To receive the CDB, your child must meet two basic requirements. First, you must be eligible for the Canada Child Benefit — this means that all the criteria for the CCB also apply to the CDB. Second, your child must be eligible for the Disability Tax Credit (DTC).

To receive the DTC, a medical professional must certify that the child has a severe and lasting impairment of physical or mental functions that significantly limits their ability to perform basic activities of daily living. This certification is done using Form T2201 (Disability Tax Credit Certificate), which is completed by a qualified medical practitioner—this can be a doctor, nurse practitioner, audiologist, optometrist, occupational therapist, physiotherapist, psychologist, speech-language pathologist, or other recognized professional, depending on the type of impairment.

A disability is considered “severe” if it limits major life activities at least 90% of the time, even with appropriate therapy, medication, and devices. It is considered “long-term” if it lasts or is expected to last for at least 12 consecutive months.

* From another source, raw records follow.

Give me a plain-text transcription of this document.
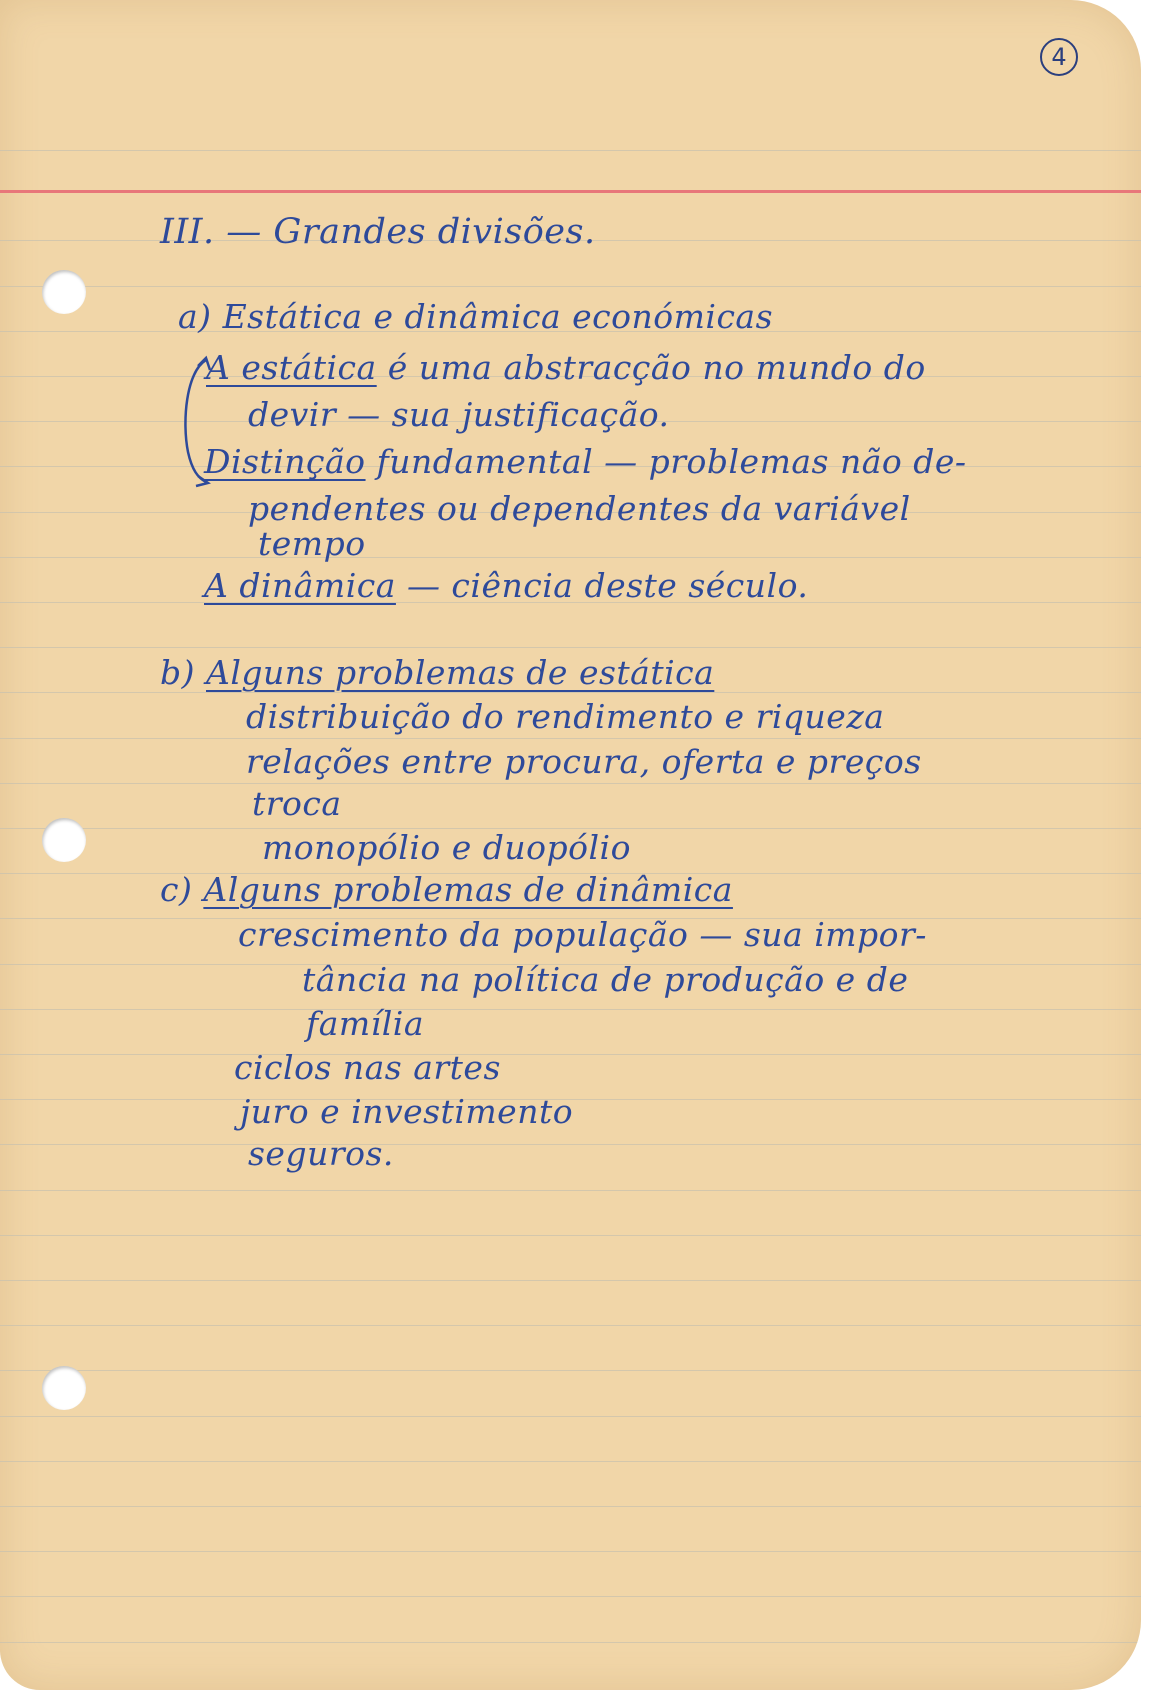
4
III. — Grandes divisões.
a) Estática e dinâmica económicas
A estática é uma abstracção no mundo do
devir — sua justificação.
Distinção fundamental — problemas não de-
pendentes ou dependentes da variável
tempo
A dinâmica — ciência deste século.
b) Alguns problemas de estática
distribuição do rendimento e riqueza
relações entre procura, oferta e preços
troca
monopólio e duopólio
c) Alguns problemas de dinâmica
crescimento da população — sua impor-
tância na política de produção e de
família
ciclos nas artes
juro e investimento
seguros.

Many families are unaware that a wide range of conditions can qualify for DTC. This includes not only obvious physical limitations, but also mental and cognitive impairments such as autism, ADHD (attention deficit hyperactivity disorder), learning disabilities, anxiety, and depression, if they meet the criteria for severity and duration.

Application Process and Retroactive Payments

If your child is already receiving CCB and you have received DTC approval from the CRA, you do not need to apply separately for CDB—payments will begin automatically. The CRA will automatically calculate your payments for the current and two previous tax years. If you want to receive payments for periods prior to this, you can send a written request to your tax centre.

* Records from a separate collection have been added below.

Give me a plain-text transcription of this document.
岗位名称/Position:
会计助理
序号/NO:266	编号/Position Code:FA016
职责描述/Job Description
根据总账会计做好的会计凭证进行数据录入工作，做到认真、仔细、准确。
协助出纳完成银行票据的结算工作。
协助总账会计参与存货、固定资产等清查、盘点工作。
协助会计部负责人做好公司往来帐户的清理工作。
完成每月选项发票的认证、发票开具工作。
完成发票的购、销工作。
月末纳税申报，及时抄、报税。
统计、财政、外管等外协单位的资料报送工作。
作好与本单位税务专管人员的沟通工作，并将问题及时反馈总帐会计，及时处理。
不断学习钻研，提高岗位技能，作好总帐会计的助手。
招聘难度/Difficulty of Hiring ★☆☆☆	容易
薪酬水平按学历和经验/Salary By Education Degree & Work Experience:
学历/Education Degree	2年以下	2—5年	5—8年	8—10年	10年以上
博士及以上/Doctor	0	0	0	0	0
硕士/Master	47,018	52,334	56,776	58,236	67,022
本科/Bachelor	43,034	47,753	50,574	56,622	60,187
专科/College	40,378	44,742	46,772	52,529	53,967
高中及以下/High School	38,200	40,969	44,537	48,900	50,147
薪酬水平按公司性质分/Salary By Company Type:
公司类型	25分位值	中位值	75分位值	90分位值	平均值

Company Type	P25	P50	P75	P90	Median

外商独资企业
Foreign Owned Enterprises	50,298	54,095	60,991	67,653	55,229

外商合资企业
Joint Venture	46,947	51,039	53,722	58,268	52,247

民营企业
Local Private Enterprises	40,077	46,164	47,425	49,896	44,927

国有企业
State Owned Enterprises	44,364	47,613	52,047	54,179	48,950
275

This means that if your child has had a qualifying disability for several years but you have only recently received DTC approval, you may be eligible for back payments of a significant amount. For example, if your child was approved for DTC in 2026 but the impairment existed from 2022, you could receive CDB back payments for 2024, 2025, and 2026 automatically, and for 2022 and 2023 upon written request.

A family with two children eligible for the DTC and an adjusted net family income of $45,000 could receive approximately $553.66 per month ($276.83 per child) from the CDB in addition to their CCB payments. This can go a long way toward covering the costs of specialized therapy, medical equipment, medication, and other disability-related needs.

Income-based reduction

Like the CCB, CDB payments begin to decrease when adjusted net family income exceeds $81,222. For families with one eligible child, the reduction is 3.2% of the amount of income above $81,222. For families with two or more eligible children, the reduction is 5.7% of the amount of income above this threshold.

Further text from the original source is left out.